Covoada is a civil parish in the municipality of Ponta Delgada, on the island of São Miguel in the Azores. The population in 2011 was 1,341, in an area of 9.03 km^{2}. It contains the localities Covoada, Nossa Senhora da Graça and Pavões.

==History==
The parochial church, Nossa Senhora da Ajuda, dates back to the construction of a chapel in the 16th century by Captain Gaspar de Medeiros the Older (its cupola was paid for by the Santa Casa de Misercórdia of Ponta Delgada).

During the early settlement of São Miguel, from about 1846, this area pertained to the parish of Arrifes, passing to the territory of Relva later, until its numbers warranted the creation of a new entity.

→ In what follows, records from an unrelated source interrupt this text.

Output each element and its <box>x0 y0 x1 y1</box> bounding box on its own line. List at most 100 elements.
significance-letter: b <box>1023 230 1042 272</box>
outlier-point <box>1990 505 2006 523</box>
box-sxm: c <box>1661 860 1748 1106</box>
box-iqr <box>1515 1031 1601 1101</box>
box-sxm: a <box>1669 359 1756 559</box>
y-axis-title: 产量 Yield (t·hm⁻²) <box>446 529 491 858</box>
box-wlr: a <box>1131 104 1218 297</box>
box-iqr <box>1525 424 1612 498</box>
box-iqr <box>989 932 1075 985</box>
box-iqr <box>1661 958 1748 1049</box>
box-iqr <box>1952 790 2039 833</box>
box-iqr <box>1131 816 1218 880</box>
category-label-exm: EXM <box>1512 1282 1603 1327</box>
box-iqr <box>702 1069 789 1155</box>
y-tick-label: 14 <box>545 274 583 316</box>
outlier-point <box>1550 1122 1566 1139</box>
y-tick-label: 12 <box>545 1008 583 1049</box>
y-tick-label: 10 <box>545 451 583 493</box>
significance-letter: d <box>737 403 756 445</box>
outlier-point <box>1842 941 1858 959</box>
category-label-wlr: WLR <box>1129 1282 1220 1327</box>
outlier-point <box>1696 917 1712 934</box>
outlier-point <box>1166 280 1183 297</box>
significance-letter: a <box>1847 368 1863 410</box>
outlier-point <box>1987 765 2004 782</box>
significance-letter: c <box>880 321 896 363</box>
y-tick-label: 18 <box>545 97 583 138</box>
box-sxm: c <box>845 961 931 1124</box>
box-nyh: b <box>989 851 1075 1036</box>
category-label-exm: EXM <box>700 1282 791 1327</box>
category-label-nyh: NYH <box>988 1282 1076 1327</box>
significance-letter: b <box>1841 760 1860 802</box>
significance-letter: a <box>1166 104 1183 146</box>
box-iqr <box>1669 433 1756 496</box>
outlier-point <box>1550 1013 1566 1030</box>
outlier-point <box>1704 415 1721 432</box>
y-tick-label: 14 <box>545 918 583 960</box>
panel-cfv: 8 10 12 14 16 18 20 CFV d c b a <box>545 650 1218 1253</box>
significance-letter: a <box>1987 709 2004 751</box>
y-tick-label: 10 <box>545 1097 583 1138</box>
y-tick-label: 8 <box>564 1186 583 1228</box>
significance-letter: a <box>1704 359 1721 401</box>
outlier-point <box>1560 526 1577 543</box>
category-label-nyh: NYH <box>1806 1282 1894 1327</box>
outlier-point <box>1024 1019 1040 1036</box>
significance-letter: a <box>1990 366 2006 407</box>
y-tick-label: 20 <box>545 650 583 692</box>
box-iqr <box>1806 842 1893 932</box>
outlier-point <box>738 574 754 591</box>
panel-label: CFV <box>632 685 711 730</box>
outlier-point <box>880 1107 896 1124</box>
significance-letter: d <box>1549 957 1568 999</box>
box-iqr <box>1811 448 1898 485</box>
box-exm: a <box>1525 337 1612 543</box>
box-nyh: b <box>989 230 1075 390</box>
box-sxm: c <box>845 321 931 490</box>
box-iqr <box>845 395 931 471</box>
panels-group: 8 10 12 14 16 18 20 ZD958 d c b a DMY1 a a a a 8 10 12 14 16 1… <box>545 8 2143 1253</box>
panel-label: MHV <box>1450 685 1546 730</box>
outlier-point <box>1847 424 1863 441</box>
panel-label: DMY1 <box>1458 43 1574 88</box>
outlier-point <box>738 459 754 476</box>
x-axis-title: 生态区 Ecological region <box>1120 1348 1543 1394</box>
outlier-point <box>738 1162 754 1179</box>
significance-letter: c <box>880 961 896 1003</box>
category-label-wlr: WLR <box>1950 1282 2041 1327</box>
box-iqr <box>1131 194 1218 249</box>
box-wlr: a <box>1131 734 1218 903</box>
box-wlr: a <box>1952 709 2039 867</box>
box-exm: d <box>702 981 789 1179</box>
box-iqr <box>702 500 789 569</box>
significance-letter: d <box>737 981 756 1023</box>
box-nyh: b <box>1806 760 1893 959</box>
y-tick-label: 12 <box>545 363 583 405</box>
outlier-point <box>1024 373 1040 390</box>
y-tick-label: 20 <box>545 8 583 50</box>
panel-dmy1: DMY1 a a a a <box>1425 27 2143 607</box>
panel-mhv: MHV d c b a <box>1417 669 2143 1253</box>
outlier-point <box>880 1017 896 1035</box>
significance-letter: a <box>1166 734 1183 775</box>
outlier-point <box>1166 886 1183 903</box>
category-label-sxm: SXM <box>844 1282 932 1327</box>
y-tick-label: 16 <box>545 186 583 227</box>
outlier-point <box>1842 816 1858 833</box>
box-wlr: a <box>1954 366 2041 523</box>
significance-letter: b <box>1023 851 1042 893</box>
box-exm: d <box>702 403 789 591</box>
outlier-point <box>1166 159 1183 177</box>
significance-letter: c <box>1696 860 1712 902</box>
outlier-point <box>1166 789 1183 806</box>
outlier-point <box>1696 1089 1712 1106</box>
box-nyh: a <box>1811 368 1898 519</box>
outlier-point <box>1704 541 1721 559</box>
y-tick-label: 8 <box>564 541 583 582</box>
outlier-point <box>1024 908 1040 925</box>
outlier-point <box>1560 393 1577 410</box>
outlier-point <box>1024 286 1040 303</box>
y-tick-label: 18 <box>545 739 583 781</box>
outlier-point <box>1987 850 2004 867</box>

On March 2, 1958, the chapel of Nossa Senhora da Ajuda was destroyed in a violent fire; its retable and the image of Nossa Senhora da Ajuda were lost. In ashes of the temple, the residents were able to save a few books and documents, and an image of the Virgin Mary that was located in the baptistery. This image was transferred to the Seminary of Sr. Santo Cristo, in Ponta Delgada, where it today remains. During the reconstruction of the new church, in the latter part of the 20th century, the temple received a new bell tower. The Livro de Tombo from the Church of Nossa Senhora da Ajuda indicated the necessity to provide an independent religious parish to the faith community on October 28, 1977.

It was de-annexed from Relva on September 15, 1980, under Regional Decree 24/80/A.

==Geography==
Covoada is a slender tract of land between the parishes of Relva and Arrifes that includes prime agricultural and pasturelands, interspersed with mountainous terrains covered in partial forest and scrub-brush. It is limited to an area from Capelas (in the north) to Relva and Arrifes (in the southwest and southeast respectively), and includes basin of the Serra Devassa, that includes Pico do Paúl, Pico Amêndoa, Pico Rochão, Pico das Maias and the Ladeira do Ledo. The available land has allowed the development of agriculture; cattle and dairy farming are the primary industrial sectors.